"Failed?"

He lowered his eyes for fear that she would catch the glitter of them.

"I knew that you would hate me for what I had done because I had only proved that Landis was a brave youngster with enough nerve for nine out of ten. And I came tonight—to ask you to forgive me. No, not that—only to ask you to understand. Do you?"

He raised his glance suddenly at that, and their eyes met with one of these electric shocks which will go tingling through two people. And when the lips of Nelly Lebrun parted a little, he knew that she was in the trap. He closed his hand that lay on the table—curling the fingers slowly. In that way he expressed all his exultation.

"There is something wrong," said the girl, in a tone of one who argues with herself. "It's all too logical to be real."

"Ah?"

"Was that your only reason for fighting Jack Landis?"

"Do I have to confess even that?"

She smiled in the triumph of her penetration, but it was a brief, unhappy smile. One might have thought that she would have been glad to be deceived.

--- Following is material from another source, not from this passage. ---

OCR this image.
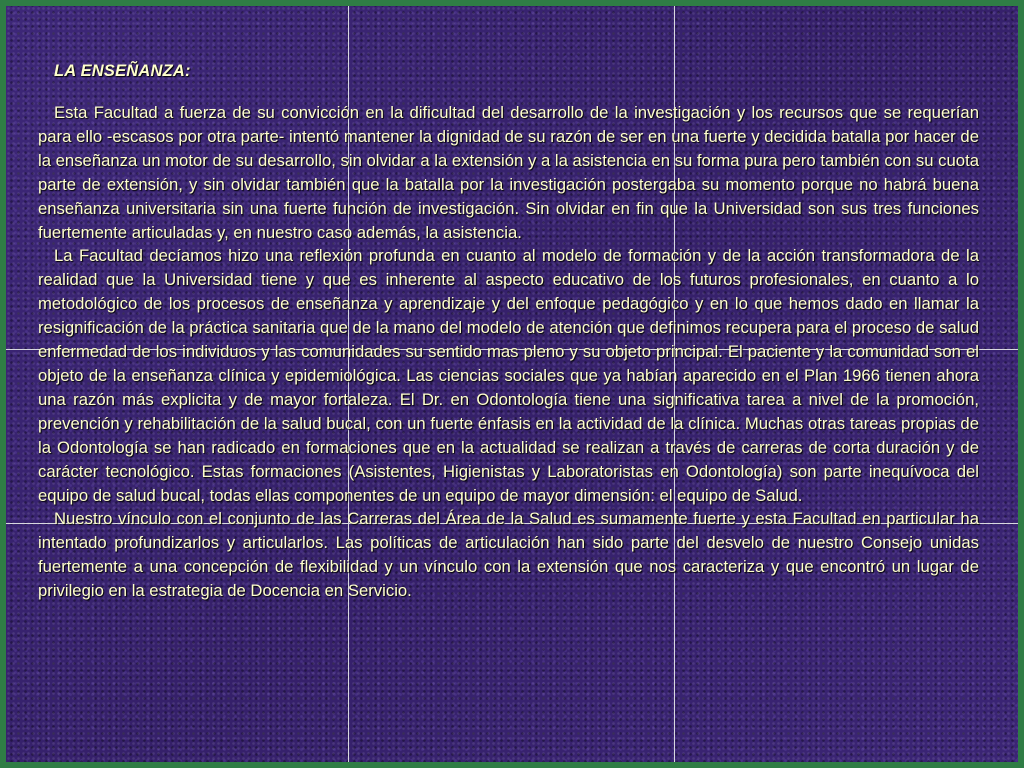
LA ENSEÑANZA:

Esta Facultad a fuerza de su convicción en la dificultad del desarrollo de la investigación y los recursos que se requerían para ello -escasos por otra parte- intentó mantener la dignidad de su razón de ser en una fuerte y decidida batalla por hacer de la enseñanza un motor de su desarrollo, sin olvidar a la extensión y a la asistencia en su forma pura pero también con su cuota parte de extensión, y sin olvidar también que la batalla por la investigación postergaba su momento porque no habrá buena enseñanza universitaria sin una fuerte función de investigación. Sin olvidar en fin que la Universidad son sus tres funciones fuertemente articuladas y, en nuestro caso además, la asistencia.

La Facultad decíamos hizo una reflexión profunda en cuanto al modelo de formación y de la acción transformadora de la realidad que la Universidad tiene y que es inherente al aspecto educativo de los futuros profesionales, en cuanto a lo metodológico de los procesos de enseñanza y aprendizaje y del enfoque pedagógico y en lo que hemos dado en llamar la resignificación de la práctica sanitaria que de la mano del modelo de atención que definimos recupera para el proceso de salud enfermedad de los individuos y las comunidades su sentido mas pleno y su objeto principal. El paciente y la comunidad son el objeto de la enseñanza clínica y epidemiológica. Las ciencias sociales que ya habían aparecido en el Plan 1966 tienen ahora una razón más explicita y de mayor fortaleza. El Dr. en Odontología tiene una significativa tarea a nivel de la promoción, prevención y rehabilitación de la salud bucal, con un fuerte énfasis en la actividad de la clínica. Muchas otras tareas propias de la Odontología se han radicado en formaciones que en la actualidad se realizan a través de carreras de corta duración y de carácter tecnológico. Estas formaciones (Asistentes, Higienistas y Laboratoristas en Odontología) son parte inequívoca del equipo de salud bucal, todas ellas componentes de un equipo de mayor dimensión: el equipo de Salud.

Nuestro vínculo con el conjunto de las Carreras del Área de la Salud es sumamente fuerte y esta Facultad en particular ha intentado profundizarlos y articularlos. Las políticas de articulación han sido parte del desvelo de nuestro Consejo unidas fuertemente a una concepción de flexibilidad y un vínculo con la extensión que nos caracteriza y que encontró un lugar de privilegio en la estrategia de Docencia en Servicio.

"I came to serve a girl who was unhappy," said Donnegan. "Her fiancé had left her; her fiancé was Jack Landis. And she's now in a hut up the hill waiting for him. And I thought that if I ruined him in your eyes he'd go back to a girl who wouldn't care so much about bravery. Who'd forgive him for having left her. But you see what a fool I was and how clumsily I worked? My bluff failed, and I only wounded him, put him in your house, under your care, where he'll be happiest, and where there'll never be a chance for this girl to get him back."